The largest sea lion in the world, the Steller sea lion, is one of many ocean predators losing the race with industrial fisheries in the North Pacific ocean. Today, environmental groups Greenpeace, American Oceans Campaign, and the Sierra Club filed a lawsuit in federal court demanding that the National Marine Fisheries Service (NMFS) take action to prevent the collapse of the North Pacific ecosystem.

“NMFS has allowed industrial trawlers to suck huge volumes of fish from our oceans,” said Doug Ruley, staff attorney for the Earthjustice Legal Defense Fund, formerly the Sierra Club Legal Defense Fund. “Will we watch the extinction of our ocean’s top predators in Alaska before we say enough is enough?” The Legal Defense Fund and Trustees for Alaska filed the lawsuit today in the western district court of Washington state on behalf of the environmental groups.
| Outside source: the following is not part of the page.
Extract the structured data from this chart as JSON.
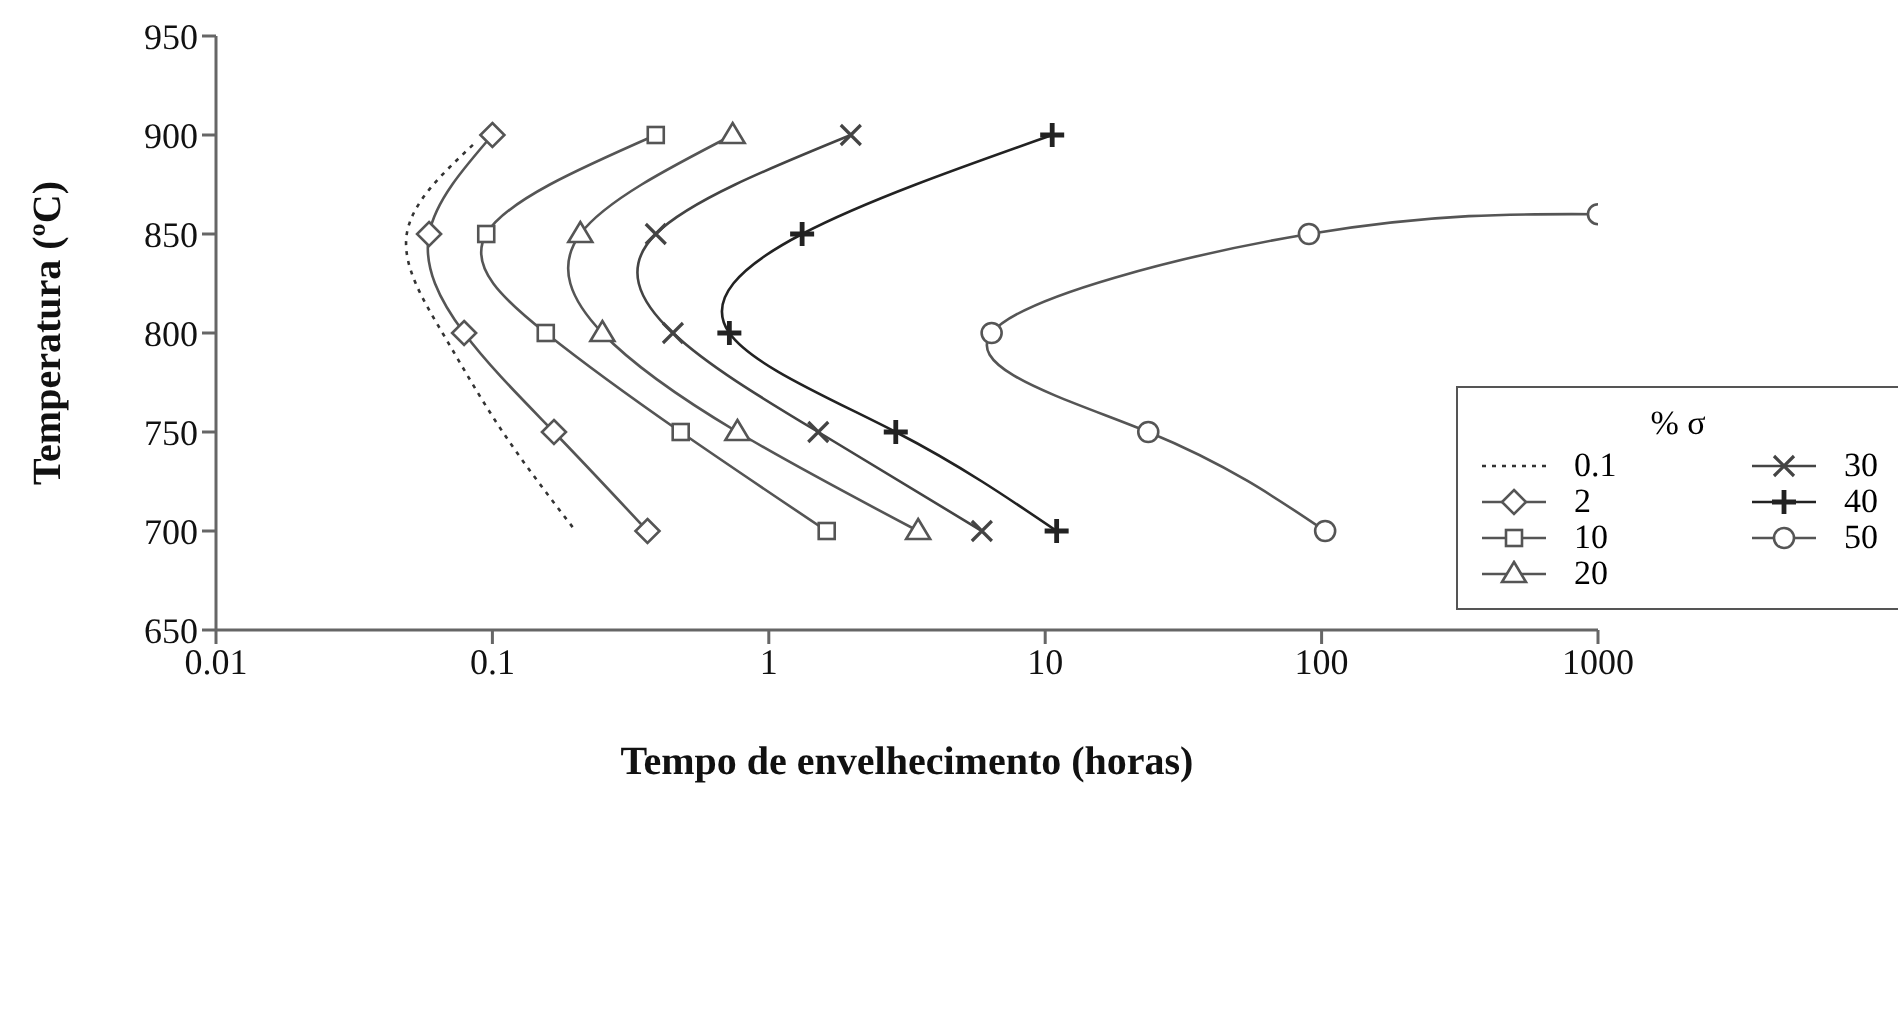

The abundant waters of the Bering Sea and Gulf of Alaska once teemed with one of the world’s largest concentrations of sea lions, fur and harbor seals, and seabirds. Today, intensive industrial trawling in the North Pacific seas is depleting fish populations, harming habitat, and unnecessarily disrupting the ocean web of life. This industrial-scale fishing also takes food away from the ocean’s top-of-the-food-chain predators, including the now-endangered Steller sea lion.
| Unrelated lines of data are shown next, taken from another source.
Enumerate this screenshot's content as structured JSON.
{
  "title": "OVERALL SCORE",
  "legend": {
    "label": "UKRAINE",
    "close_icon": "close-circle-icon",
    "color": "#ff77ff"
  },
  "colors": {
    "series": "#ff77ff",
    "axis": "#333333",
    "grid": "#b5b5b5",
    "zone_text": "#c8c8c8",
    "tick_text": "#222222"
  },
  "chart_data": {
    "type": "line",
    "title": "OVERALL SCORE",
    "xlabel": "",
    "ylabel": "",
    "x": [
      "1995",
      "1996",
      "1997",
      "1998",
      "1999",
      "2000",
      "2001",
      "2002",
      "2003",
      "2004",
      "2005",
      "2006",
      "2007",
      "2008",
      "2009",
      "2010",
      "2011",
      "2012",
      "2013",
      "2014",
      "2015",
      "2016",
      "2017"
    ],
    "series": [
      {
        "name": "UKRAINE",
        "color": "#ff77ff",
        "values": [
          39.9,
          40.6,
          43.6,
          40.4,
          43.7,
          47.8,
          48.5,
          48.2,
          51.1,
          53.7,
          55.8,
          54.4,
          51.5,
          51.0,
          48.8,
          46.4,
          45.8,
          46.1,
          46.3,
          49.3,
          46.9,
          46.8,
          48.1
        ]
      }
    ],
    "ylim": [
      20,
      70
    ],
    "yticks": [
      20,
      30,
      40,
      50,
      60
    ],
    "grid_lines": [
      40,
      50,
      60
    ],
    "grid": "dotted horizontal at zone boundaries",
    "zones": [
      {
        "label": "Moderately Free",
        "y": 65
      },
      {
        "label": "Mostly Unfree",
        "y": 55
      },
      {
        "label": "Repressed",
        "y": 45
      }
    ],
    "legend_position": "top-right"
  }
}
“What is happening to the Steller sea lion is an indication of damage to the ecosystem,” noted Sue Sabella, Oceans Campaign Director for Greenpeace. “The Steller, other wildlife, the fishing industry, and local communities all depend on this ecosystem, which is being destroyed by over fishing.”
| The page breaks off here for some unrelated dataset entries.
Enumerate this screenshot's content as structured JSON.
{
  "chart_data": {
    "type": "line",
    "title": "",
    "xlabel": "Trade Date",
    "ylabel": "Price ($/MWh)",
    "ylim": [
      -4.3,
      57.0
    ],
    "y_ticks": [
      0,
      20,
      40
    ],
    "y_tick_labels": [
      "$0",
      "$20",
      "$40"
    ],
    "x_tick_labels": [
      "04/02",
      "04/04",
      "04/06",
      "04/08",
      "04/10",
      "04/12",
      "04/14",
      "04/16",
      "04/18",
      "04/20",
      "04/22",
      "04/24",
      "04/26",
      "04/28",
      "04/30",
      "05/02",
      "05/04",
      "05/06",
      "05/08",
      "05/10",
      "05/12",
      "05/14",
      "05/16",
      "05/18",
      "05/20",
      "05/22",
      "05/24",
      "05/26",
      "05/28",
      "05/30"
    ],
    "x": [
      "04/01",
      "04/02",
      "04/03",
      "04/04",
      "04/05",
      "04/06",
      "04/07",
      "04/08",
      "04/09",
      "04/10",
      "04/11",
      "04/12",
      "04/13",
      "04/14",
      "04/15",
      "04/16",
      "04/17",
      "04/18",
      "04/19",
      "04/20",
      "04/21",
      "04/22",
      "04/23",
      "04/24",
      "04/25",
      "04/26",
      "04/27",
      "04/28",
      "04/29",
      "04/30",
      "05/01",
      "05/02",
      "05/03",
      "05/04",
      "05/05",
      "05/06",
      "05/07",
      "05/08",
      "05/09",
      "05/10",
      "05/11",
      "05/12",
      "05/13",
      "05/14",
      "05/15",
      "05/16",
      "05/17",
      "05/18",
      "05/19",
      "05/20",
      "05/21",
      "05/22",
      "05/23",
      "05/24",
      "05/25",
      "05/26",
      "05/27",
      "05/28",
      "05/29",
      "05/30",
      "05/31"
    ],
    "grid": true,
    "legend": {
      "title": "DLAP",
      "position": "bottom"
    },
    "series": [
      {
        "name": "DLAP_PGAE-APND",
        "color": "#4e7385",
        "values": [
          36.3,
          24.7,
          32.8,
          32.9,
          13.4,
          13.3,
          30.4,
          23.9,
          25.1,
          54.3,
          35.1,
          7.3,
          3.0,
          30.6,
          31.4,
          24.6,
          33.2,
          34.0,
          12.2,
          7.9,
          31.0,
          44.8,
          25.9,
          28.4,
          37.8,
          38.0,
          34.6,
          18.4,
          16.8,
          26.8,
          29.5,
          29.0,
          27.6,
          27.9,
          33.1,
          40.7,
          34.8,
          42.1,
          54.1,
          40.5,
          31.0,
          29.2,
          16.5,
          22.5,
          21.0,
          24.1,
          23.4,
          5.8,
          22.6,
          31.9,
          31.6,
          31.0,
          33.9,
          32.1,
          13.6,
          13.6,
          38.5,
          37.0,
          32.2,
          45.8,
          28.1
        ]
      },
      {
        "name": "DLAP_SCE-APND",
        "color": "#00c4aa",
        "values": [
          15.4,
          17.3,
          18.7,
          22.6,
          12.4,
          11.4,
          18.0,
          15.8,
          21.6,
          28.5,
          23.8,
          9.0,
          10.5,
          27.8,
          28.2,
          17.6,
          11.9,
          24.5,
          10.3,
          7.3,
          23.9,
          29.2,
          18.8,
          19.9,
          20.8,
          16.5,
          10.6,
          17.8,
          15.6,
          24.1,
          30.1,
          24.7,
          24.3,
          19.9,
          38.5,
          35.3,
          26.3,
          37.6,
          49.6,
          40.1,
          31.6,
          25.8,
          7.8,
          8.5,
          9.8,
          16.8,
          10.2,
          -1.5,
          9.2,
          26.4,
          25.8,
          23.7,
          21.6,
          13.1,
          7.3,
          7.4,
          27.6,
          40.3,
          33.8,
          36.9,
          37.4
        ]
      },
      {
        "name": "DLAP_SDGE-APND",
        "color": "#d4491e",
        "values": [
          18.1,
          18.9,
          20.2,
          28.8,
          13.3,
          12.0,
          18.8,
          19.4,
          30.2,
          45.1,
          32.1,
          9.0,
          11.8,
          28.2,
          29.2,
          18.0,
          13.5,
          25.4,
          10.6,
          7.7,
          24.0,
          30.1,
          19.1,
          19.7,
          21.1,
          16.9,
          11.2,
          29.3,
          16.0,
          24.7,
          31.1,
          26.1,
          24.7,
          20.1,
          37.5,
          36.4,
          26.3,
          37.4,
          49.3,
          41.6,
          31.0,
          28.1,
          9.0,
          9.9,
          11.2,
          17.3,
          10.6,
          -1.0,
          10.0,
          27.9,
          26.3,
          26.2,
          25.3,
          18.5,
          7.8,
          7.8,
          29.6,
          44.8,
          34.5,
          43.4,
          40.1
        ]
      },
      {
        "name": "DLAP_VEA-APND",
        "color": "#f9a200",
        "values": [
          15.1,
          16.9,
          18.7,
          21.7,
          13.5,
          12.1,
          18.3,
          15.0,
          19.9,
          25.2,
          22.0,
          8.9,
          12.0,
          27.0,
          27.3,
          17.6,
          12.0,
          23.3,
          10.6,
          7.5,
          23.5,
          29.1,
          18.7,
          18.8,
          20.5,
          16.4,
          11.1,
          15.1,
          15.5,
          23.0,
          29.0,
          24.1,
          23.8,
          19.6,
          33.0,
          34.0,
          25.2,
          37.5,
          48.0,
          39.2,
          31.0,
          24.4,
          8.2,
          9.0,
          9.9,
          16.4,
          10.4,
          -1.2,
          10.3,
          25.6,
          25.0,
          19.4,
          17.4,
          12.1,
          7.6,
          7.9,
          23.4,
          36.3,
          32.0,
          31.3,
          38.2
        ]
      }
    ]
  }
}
Steller sea lion populations have plummeted in the last 30 years, while industrial trawling has skyrocketed. An 85% decline in sea lion and harbor seal populations in certain areas of the Bering Sea and Gulf of Alaska has coincided closely with a doubling of the pollock, mackerel, and cod catches.

“Declining populations of these marine mammals and seabirds tells us a story about an ailing ecosystem. It’s clear that NMFS is managing the North Pacific fisheries with only one goal in mind: maximizing the quantity of fish caught today with little thought of tomorrow or of other species,” said Tanya Dobrzynski, Fisheries Coordinator for American Oceans Campaign.

The lawsuit takes NMFS to task for failing to take a comprehensive look at the impacts of commercial groundfish fisheries in Alaska since 1981, despite the dramatic downward changes in the ecosystem.

The lawsuit also charges that NMFS is failing to protect the top predator in this ecosystem — the endangered Steller sea lion — and its critical habitat from overfishing, as required by the Endangered Species Act (ESA).